Last month, opponents of the Mariner East pipeline project sat in a Harrisburg, Pennsylvania courtroom where they told a judge that allowing natural gas liquids to flow East from western Pennsylvania would wreak havoc. One woman testified that she didn’t need these products at all because she used home heating oil to warm her house, apparently oblivious to the fact that the truck bringing her that very oil likely picked it up from a pipeline.
The lack of sufficient energy infrastructure also negatively impacts our own economy, and in some cases, American foreign policy itself. Mariner East and other projects are designed to ease inadequate supplies and soaring prices Americans are paying to keep the Northeast warm during the winter. One critical example is the Russian gas import into Boston Harbor last spring despite plenty and bountiful supplies of natural gas that will be accessed by new pipelines less than a day’s drive away. Not only should we avoid financially benefitting countries like Russia, but that natural gas had to travel across the entire Atlantic Ocean, powered by large vessels producing significant emissions from low-grade fuels. It is far better for gas to travel a few hundred miles in a secure high-tech pipeline than several thousand miles on the open ocean, where leaks are more difficult to contain.

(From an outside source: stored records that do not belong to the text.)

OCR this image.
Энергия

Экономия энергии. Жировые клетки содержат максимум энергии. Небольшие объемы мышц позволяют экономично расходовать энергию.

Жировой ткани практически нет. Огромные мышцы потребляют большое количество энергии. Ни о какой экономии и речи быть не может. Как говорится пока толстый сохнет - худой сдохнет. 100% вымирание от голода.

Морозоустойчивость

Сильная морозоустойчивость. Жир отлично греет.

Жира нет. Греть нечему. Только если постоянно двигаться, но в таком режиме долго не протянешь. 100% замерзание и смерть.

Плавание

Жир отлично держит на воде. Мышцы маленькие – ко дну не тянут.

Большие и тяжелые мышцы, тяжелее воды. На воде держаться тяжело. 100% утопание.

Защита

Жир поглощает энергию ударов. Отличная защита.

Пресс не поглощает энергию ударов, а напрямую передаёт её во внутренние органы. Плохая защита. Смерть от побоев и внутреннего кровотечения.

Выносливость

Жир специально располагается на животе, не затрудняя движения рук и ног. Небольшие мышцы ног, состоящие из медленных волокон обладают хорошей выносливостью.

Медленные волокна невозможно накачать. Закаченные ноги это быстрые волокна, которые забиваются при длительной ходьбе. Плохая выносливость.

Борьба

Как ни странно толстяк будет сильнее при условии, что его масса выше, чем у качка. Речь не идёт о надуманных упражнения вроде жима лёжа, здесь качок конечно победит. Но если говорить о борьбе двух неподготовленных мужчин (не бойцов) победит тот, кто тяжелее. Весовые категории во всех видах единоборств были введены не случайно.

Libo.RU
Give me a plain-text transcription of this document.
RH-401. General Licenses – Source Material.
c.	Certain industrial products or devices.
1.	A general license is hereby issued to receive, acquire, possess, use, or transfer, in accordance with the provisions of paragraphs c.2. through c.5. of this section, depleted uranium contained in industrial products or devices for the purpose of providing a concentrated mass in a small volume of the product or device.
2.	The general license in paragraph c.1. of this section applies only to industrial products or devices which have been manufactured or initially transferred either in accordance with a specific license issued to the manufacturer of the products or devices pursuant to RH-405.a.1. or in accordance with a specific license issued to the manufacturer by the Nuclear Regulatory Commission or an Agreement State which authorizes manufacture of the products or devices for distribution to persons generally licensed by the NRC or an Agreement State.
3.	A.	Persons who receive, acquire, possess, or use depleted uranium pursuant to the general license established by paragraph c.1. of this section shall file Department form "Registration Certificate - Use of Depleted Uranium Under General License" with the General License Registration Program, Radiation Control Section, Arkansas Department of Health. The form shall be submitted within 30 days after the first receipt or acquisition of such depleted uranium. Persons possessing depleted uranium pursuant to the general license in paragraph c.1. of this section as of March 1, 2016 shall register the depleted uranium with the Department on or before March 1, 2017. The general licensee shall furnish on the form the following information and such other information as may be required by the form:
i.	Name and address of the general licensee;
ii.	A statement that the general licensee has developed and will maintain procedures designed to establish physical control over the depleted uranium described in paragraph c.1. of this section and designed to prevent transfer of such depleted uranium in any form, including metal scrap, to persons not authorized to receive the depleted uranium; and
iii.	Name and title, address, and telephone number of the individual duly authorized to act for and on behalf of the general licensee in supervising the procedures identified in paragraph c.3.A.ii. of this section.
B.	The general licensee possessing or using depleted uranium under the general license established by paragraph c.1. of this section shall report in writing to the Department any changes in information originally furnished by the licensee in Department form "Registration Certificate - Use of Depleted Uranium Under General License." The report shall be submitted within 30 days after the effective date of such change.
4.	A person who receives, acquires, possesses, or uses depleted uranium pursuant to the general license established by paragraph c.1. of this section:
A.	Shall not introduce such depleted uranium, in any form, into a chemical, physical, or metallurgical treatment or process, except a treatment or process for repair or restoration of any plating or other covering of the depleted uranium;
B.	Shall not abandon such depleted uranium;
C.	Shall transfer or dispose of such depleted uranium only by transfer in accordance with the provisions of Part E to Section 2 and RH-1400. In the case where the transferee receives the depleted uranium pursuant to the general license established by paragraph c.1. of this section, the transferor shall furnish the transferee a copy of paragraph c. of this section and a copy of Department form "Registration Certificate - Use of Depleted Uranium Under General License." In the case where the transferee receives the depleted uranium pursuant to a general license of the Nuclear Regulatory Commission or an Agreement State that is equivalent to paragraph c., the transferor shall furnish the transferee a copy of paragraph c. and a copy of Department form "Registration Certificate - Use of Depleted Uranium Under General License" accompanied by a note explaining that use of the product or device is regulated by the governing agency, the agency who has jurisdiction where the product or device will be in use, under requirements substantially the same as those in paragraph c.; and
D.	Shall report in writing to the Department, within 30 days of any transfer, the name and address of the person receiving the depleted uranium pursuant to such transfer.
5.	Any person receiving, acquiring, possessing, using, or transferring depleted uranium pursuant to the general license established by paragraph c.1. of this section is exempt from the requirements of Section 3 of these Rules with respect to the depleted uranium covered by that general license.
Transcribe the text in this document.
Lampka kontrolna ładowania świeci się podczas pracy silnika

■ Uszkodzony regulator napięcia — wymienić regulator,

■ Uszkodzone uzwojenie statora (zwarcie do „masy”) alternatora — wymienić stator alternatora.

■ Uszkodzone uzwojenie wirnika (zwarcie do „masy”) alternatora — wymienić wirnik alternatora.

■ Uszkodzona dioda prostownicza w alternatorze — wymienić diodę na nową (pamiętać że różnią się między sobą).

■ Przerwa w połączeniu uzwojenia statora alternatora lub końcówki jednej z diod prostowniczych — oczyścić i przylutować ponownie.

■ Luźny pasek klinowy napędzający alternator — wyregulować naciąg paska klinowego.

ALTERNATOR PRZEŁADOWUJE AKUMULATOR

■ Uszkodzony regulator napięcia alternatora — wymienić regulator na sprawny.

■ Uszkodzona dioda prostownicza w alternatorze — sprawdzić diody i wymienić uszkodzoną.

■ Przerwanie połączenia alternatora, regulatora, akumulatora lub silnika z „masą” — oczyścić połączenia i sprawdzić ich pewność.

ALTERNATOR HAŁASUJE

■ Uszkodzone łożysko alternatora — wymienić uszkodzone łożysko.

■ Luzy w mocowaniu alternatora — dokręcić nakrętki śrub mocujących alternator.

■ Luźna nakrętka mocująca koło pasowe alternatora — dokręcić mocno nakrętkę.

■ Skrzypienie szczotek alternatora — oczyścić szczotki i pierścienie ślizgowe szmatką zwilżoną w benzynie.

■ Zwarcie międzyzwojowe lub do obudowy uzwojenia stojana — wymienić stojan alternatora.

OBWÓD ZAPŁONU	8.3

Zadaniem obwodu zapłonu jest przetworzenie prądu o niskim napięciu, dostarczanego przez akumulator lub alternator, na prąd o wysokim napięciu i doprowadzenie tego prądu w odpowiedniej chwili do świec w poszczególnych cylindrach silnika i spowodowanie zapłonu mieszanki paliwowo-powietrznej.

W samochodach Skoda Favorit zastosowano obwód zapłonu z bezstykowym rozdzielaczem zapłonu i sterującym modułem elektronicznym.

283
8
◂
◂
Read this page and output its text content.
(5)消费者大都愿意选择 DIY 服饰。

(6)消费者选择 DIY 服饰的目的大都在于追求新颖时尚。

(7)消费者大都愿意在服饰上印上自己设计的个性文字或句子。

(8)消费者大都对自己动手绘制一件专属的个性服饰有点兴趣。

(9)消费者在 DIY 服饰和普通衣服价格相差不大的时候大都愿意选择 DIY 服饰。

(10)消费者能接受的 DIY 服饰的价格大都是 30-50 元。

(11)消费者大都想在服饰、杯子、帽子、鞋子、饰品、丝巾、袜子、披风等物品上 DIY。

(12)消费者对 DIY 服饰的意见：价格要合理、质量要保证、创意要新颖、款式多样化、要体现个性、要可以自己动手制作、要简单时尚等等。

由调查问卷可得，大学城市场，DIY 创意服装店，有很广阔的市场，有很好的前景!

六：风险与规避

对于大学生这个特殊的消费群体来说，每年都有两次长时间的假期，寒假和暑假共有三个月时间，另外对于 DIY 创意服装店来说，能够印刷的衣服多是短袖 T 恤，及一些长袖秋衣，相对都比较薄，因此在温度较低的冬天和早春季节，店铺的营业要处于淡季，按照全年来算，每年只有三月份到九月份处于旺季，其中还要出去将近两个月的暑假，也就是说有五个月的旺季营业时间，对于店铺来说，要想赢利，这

Economic and environmental progress means building state-of-the-art energy highways that safely and efficiently move materials to where they are needed so that we can move away from high-carbon emitting fuels. While critics have every reason to watch them under a magnifying glass to ensure the environment is preserved, it is equally important to zoom out and see how pipelines play into the broader picture of the community, economy, and climate.
If projects like Mariner East and the Mountain Valley Pipeline can serve Americans, thwart Russian imports, and help to reduce carbon emissions, we should not support delays, but encourage best practices and ensure the project is completed to the highest caliber and standards we all expect.